Beirut: Lebanon’s Sunni community is gearing up for Sunday’s parliamentary polls without strong leadership for the first time in decades after former premier Sa’ad Hariri stepped down from political life.
In a country where government posts and parliamentary seats are distributed along sectarian lines, Lebanon’s Sunni community has long served as a major political force.
Months ahead of the Sunday vote, Hariri announced his retreat from political life, leaving his constituents without a preeminent Sunni figure while the country grapples with an unprecedented financial crisis.
His Future Movement party in March said it would boycott the election, a move that experts believe could empower political rivals, mainly the Iran-backed Shiite Hezbollah movement.
“Traditional Sunni leaders, including former premiers, are mobilising... to prevent Hezbollah from taking advantage” of the political void, said Karim Bitar, an international relations professor at the University of Saint Joseph in Lebanon.
The Future Movement, Lebanon’s biggest Sunni-led party, currently has 18 lawmakers in the 128-member parliament, which makes it one of the largest blocs.
Its decision to boycott polls has created internal rifts.
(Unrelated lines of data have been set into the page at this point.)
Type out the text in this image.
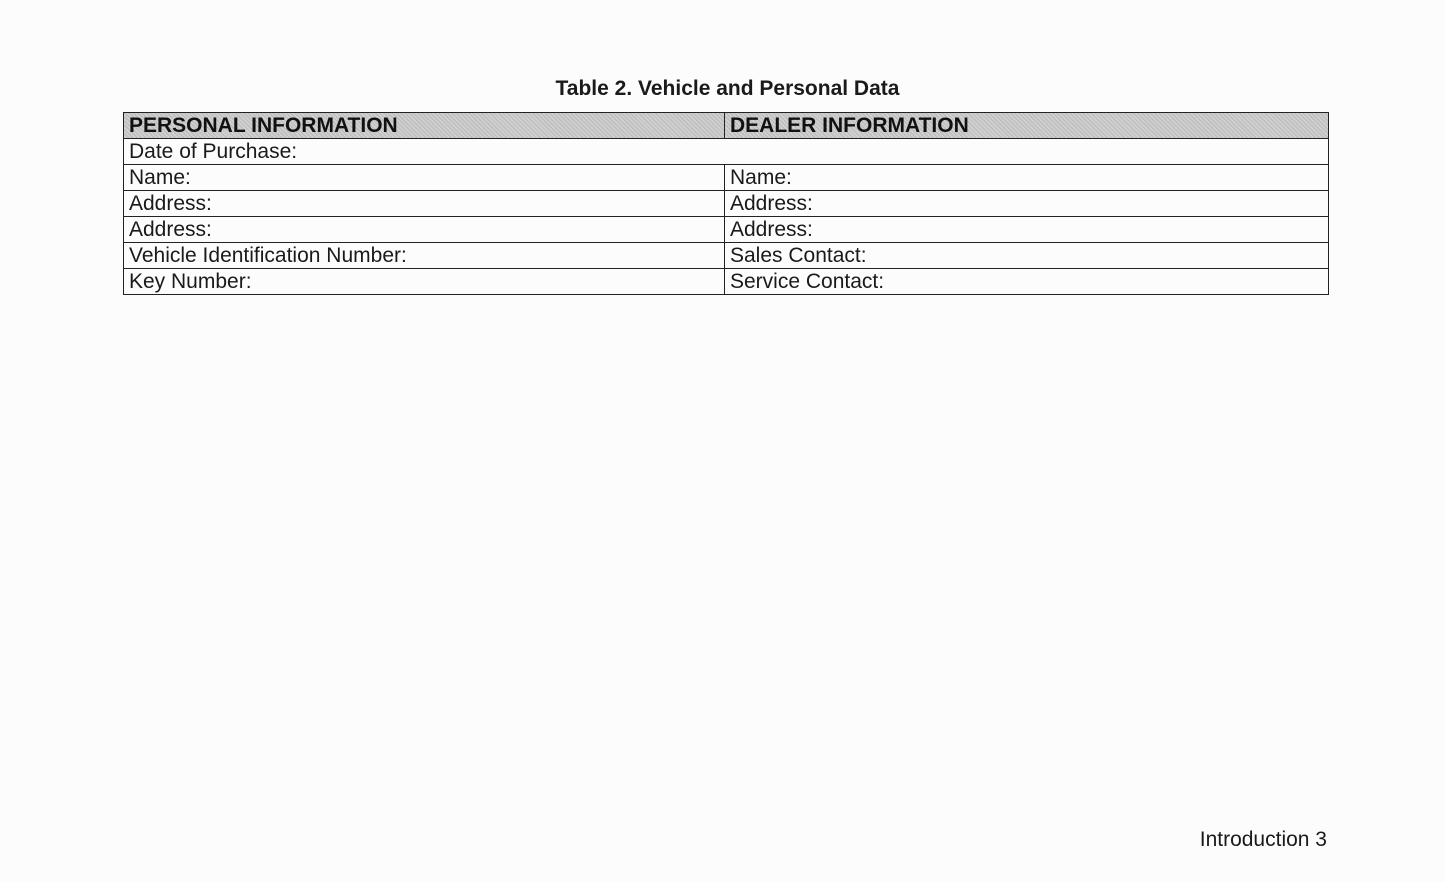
Table 2. Vehicle and Personal Data
PERSONAL INFORMATION	DEALER INFORMATION
Date of Purchase:	
Name:	Name:
Address:	Address:
Address:	Address:
Vehicle Identification Number:	Sales Contact:
Key Number:	Service Contact:
Introduction 3
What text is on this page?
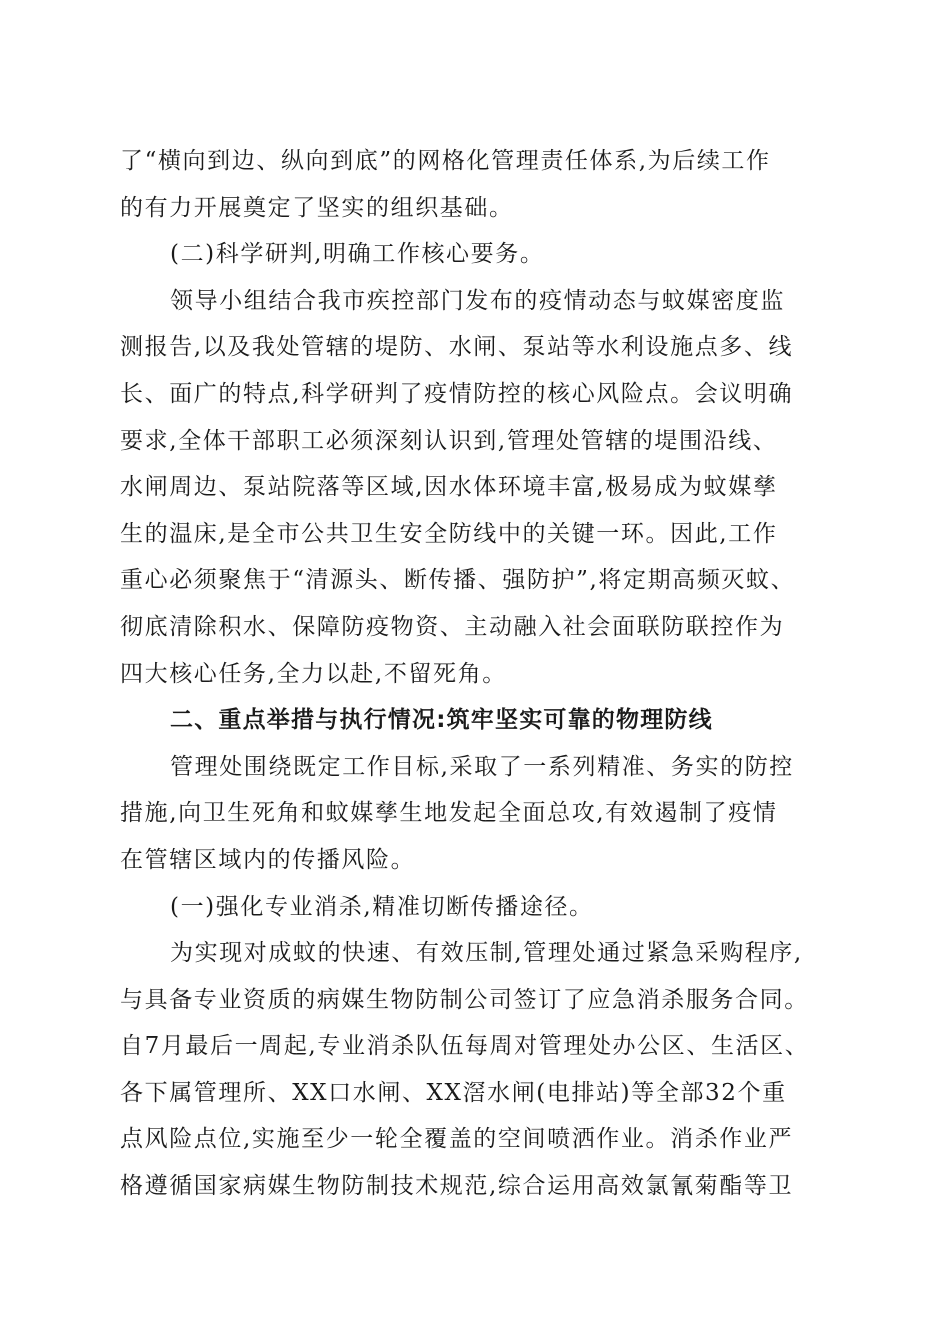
了“横向到边、纵向到底”的网格化管理责任体系,为后续工作
的有力开展奠定了坚实的组织基础。
(二)科学研判,明确工作核心要务。
领导小组结合我市疾控部门发布的疫情动态与蚊媒密度监
测报告,以及我处管辖的堤防、水闸、泵站等水利设施点多、线
长、面广的特点,科学研判了疫情防控的核心风险点。会议明确
要求,全体干部职工必须深刻认识到,管理处管辖的堤围沿线、
水闸周边、泵站院落等区域,因水体环境丰富,极易成为蚊媒孳
生的温床,是全市公共卫生安全防线中的关键一环。因此,工作
重心必须聚焦于“清源头、断传播、强防护”,将定期高频灭蚊、
彻底清除积水、保障防疫物资、主动融入社会面联防联控作为
四大核心任务,全力以赴,不留死角。
二、重点举措与执行情况:筑牢坚实可靠的物理防线
管理处围绕既定工作目标,采取了一系列精准、务实的防控
措施,向卫生死角和蚊媒孳生地发起全面总攻,有效遏制了疫情
在管辖区域内的传播风险。
(一)强化专业消杀,精准切断传播途径。
为实现对成蚊的快速、有效压制,管理处通过紧急采购程序,
与具备专业资质的病媒生物防制公司签订了应急消杀服务合同。
自7月最后一周起,专业消杀队伍每周对管理处办公区、生活区、
各下属管理所、XX口水闸、XX滘水闸(电排站)等全部32个重
点风险点位,实施至少一轮全覆盖的空间喷洒作业。消杀作业严
格遵循国家病媒生物防制技术规范,综合运用高效氯氰菊酯等卫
One former deputy, Mustafa Alloush, relinquished his party membership so he can challenge Hezbollah in the elections.
Hariri's major role
“When we withdraw from the scene, we give our adversaries a chance,” he told AFP, advocating for a unified front to thwart Hezbollah’s growing dominance.
Hariri was thrust into the political limelight following the 2005 assassination of his father Rafik, also an ex-prime minister.
In the wake of the tragedy, Hariri played a major role in mass demonstrations that ended a 30-year Syrian military presence in Lebanon.
He was at the helm of the pro-Western “March 14” bloc that won a parliamentary majority in 2009 but unravelled not long after.
During the last vote, in 2018, Hariri’s bloc lost nearly a third of its parliamentary seats.
Many attributed the three-time premier’s waning popularity to his conciliatory approach towards Hezbollah, which angered allies.
“There is no doubt that to avoid a civil war I had to compromise,” Hariri said in January.
“This worry guided all my steps, made me lose my personal fortune, as well as some friends abroad and many allies.”
In November 2017, Hariri stepped down as prime minister while in Riyadh, prompting accusations that the kingdom was holding him against his will.
French President Emmanuel Macron had to intervene to secure Hariri’s return to Lebanon from where the Sunni leader then rescinded his resignation.
Sunni divisions
The Hariri family has been a mainstay of Lebanon’s political scene since the end of the 1975-1990 civil war and rarely absent from elections.
They are not the only prominent Sunni figures missing from this year’s campaign. Ex-prime ministers Fouad Siniora and Tammam Salam have also stayed out of the electoral race, amid calls for a boycott.
However, Dar al-Fatwa, the country’s top Sunni religious authority, warned of the dangers of abstention.
Current Prime Minister Najib Mikati, whose post is held by a Sunni under a longtime convention, encouraged his fellow Sunnis to cast ballots.
Bitar sees “the re-emergence of several Sunni poles” and said various actors “will seek to fill the void while waiting for a possible return of Saudi influence and Saad Hariri”.
In Beirut’s Tariq Al Jdideh neighbourhood, a Future Movement stronghold, giant portraits of Hariri lined the sides of the road.
Banners called on residents to boycott the election, but not everyone was convinced.
“We are going to vote because we do not accept that other parties take advantage of the situation,” a 60-year-old man who gave his name as Ahmad, said, referring to Hezbollah.
Another resident, Anwar Ali Beyrouti, said “the division of the Sunni camp serves the interests of Hezbollah”, adding that the Shiite party would be “the only one benefiting”.